Après plusieurs semaines marquées par une forte mortalité, un vent d’espoir souffle sur Mongwalu, dans le territoire de Djugu (Ituri). Les autorités sanitaires observent une baisse des décès liés à la maladie à virus Ebola dans cette commune située à 85 kilomètres au nord de Bunia, l’un des principaux épicentres de l’épidémie.
Cette amélioration est attribuée à une implication croissante des communautés locales dans l’application des mesures de prévention. Dans le centre de Mongwalu, les dispositifs de lavage des mains se multiplient devant les commerces, les marchés et les autres lieux publics, tandis que les grands rassemblements se font de plus en plus rares.
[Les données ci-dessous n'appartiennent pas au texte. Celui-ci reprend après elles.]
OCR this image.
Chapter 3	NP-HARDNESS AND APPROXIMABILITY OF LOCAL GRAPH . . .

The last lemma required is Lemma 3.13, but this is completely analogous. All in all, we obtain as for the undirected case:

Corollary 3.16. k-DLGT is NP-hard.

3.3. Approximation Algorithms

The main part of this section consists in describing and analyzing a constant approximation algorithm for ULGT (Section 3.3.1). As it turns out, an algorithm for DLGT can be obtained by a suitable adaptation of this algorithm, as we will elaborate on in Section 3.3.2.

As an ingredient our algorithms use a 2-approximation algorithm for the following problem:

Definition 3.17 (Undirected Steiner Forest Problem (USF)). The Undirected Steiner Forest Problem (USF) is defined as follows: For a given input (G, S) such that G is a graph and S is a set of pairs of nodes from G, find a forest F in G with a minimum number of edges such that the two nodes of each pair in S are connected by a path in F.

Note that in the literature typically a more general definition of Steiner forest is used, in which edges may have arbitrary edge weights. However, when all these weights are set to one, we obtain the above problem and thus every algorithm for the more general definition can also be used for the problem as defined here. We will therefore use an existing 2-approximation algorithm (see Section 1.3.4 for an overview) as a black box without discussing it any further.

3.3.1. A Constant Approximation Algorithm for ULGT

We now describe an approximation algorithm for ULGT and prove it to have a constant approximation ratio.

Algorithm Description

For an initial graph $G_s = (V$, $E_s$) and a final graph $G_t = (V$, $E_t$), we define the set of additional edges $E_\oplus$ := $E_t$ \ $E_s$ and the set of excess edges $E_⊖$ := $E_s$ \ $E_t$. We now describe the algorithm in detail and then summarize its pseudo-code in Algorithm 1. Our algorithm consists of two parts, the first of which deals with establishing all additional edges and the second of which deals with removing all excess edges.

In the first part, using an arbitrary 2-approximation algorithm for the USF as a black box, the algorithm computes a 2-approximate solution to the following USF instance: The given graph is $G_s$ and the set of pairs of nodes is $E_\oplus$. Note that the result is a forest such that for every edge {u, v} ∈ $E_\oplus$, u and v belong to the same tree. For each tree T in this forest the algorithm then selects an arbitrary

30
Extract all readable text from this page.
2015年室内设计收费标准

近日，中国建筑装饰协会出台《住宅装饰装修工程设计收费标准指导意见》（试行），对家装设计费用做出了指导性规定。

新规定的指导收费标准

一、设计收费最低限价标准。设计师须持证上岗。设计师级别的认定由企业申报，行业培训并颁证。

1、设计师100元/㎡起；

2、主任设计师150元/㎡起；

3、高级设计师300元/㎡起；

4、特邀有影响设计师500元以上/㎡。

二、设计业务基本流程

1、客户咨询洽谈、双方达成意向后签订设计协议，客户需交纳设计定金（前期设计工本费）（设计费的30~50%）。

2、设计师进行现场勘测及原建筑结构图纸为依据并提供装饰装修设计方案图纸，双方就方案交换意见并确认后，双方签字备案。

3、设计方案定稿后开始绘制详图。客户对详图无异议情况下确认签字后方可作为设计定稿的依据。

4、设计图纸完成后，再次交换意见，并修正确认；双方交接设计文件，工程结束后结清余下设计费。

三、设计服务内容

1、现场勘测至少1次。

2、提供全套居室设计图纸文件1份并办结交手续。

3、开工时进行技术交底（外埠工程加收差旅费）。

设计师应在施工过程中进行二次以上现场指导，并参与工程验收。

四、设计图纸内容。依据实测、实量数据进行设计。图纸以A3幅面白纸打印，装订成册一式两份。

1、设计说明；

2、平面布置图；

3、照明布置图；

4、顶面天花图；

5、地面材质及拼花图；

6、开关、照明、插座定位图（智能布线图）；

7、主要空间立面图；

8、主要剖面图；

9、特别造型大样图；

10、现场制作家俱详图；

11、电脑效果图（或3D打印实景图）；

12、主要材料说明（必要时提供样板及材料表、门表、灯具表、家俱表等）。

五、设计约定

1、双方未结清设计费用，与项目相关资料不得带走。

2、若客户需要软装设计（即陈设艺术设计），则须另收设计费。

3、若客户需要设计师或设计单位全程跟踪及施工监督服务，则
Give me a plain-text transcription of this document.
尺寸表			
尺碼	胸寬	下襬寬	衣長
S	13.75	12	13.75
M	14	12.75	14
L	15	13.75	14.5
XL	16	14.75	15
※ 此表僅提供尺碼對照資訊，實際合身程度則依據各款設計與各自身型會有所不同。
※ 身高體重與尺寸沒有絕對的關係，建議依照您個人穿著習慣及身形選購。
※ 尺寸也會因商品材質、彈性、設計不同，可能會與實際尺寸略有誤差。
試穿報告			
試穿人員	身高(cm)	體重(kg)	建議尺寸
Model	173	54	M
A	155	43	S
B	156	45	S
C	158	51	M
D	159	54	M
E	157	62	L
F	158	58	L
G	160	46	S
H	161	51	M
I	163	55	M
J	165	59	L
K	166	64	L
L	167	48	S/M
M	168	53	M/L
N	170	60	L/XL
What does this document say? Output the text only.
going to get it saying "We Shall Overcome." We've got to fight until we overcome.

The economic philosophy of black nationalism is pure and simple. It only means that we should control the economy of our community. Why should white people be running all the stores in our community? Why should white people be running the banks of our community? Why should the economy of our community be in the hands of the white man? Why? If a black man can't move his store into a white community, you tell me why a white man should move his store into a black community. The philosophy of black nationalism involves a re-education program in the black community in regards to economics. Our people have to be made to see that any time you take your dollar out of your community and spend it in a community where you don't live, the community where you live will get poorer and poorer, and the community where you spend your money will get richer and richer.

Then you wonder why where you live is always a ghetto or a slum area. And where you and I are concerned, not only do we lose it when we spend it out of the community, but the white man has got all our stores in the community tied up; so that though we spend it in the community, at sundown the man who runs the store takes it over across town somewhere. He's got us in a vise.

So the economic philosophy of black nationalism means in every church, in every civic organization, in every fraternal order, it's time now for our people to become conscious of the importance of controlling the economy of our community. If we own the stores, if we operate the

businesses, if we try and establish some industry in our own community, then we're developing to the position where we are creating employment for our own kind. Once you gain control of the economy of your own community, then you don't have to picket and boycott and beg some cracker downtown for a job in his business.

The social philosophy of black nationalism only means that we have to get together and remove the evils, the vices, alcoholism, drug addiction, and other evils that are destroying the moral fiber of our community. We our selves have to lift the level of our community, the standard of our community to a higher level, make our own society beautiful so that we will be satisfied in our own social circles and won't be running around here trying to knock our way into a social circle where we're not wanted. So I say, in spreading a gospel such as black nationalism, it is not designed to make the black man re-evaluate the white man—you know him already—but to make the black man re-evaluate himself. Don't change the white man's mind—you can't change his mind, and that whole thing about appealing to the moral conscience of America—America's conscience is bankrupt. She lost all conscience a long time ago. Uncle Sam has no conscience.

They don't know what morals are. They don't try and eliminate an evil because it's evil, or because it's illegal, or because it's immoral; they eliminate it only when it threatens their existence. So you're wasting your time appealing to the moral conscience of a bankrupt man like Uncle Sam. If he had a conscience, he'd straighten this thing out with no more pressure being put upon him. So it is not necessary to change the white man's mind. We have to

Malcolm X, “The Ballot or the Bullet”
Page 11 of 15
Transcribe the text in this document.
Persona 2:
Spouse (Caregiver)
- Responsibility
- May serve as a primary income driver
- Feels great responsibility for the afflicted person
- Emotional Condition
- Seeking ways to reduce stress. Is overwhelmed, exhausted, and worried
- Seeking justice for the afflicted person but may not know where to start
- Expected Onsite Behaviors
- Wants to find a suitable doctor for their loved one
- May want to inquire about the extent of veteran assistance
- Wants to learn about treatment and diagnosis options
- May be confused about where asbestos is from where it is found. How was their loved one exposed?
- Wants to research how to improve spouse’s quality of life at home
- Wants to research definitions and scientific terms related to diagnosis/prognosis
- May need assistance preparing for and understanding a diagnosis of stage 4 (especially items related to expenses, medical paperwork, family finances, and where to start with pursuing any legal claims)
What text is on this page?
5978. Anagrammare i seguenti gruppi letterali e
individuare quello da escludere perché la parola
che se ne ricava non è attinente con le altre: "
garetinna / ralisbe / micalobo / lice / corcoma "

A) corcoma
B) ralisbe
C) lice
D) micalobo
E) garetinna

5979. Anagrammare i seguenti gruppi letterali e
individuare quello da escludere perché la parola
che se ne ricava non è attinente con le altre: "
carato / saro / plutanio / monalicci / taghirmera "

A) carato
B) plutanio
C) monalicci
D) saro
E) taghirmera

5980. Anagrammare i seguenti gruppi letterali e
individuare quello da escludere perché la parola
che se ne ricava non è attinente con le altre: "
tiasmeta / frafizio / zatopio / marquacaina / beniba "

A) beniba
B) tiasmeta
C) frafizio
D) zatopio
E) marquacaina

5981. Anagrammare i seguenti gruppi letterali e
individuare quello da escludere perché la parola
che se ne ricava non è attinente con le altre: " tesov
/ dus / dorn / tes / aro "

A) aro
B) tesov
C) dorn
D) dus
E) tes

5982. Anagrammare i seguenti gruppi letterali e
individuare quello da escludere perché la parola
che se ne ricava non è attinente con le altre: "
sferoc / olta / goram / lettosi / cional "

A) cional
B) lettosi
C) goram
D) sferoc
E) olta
Cette mobilisation collective témoigne d’une prise de conscience après les nombreuses pertes enregistrées, notamment dans les quartiers Shuni 1 et Shuni 2 au début de la flambée.
Selon les équipes médicales, aucun accroissement des décès n’a été constaté depuis plus d’une semaine, ni au centre de traitement Ebola ni au sein de la communauté. Une évolution encourageante qui laisse entrevoir un ralentissement de la transmission dans le centre urbain. Cependant, cette accalmie ne masque pas les difficultés persistantes dans les localités environnantes. À la périphérie de Mongwalu, des cas suspects et des décès communautaires continuent d’être signalés.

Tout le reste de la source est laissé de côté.